When a vector of color names is passed to the palette() function, it sets the current palette to those colors. We must enter valid color names; otherwise, we will get an invalid color name error.

There's more...

Besides the default palette provided by the palette() function, R has many more built-in palettes and additional palette libraries. One of the most commonly used palettes is the heat.colors() palette, which provides a range of colors from red through yellow to white, based on number of colors specified by the n argument. For example, heat.colors(10) produces a palette of ten warm colors from red to white.

Other palettes are rainbow(), terrain.colors(), cm.colors(), and topo.colors, which take the number of colors as an argument.

RColorBrewer is a very good color palette package that creates nice-looking color palettes, especially for thematic maps. This is an R implementation of the RColorBrewer palettes, which provides three types of palettes: sequential, diverging, and qualitative. More information on this is available at http://www.colorbrewer.org.

To use RColorBrewer, we need to install and load it:

install.packages("RColorBrewer")
library(RColorBrewer)

To see all the RColorBrewer palettes, run the following command on the R prompt:

display.brewer.all()

The names of the palettes are displayed in the left-hand margin, and the colors in each palette are displayed in each row running to the right.

To use one of the palettes, let's say YlOrRd (which, as the names suggests, is a combination of yellows and reds), we can use the brewer.pal() function:

brewer.pal(7,"YlOrRd")
[1] "#FFFFB2" "#FED976" "#FEB24C" "#FD8D3C" "#FC4E2A" "#E31A1C" "#B10026"

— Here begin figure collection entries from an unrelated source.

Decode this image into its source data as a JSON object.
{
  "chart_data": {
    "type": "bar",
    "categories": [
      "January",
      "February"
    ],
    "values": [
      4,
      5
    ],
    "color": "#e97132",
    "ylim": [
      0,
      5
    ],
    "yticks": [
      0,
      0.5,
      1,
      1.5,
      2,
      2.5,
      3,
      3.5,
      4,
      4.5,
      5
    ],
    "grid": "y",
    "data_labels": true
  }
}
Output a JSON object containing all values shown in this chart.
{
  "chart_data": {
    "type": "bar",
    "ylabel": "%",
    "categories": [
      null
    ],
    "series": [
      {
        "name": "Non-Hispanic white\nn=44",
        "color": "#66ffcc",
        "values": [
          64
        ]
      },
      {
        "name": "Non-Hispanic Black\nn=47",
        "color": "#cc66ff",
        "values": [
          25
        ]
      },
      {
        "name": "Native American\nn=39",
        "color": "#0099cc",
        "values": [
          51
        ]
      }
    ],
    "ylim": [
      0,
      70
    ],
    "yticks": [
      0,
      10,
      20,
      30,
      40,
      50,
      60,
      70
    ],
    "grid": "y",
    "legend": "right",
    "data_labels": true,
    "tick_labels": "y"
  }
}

The brewer.pal function takes two arguments: the number of colors we wish to choose and the name of the palette. The minimum number of colors is three but the maximum varies from palette to palette.

We can view the colors of an individual palette using the display.brewer.pal() command:

display.brewer.pal(7,"YlOrRd")

To use a specific color of the palette, we can refer to the color by its index number. So, the first color in the palette is brewer.pal(7,"YlOrRd")[1], the second is brewer.pal(7,"YlOrRd")[2], and so on.

We can set the current palette to the preceding one using the palette() function:

palette(brewer.pal(7,"YlOrRd"))

Now, we can refer to the individual colors as palette()[1], palette()[2], and so on. We can also store the palette as a vector:

pal1<- brewer.pal(7,"YlOrRd")

See also

We will see the use of a lot of color palettes throughout the recipes in this book, starting from Chapter 4, Creating Scatter Plots.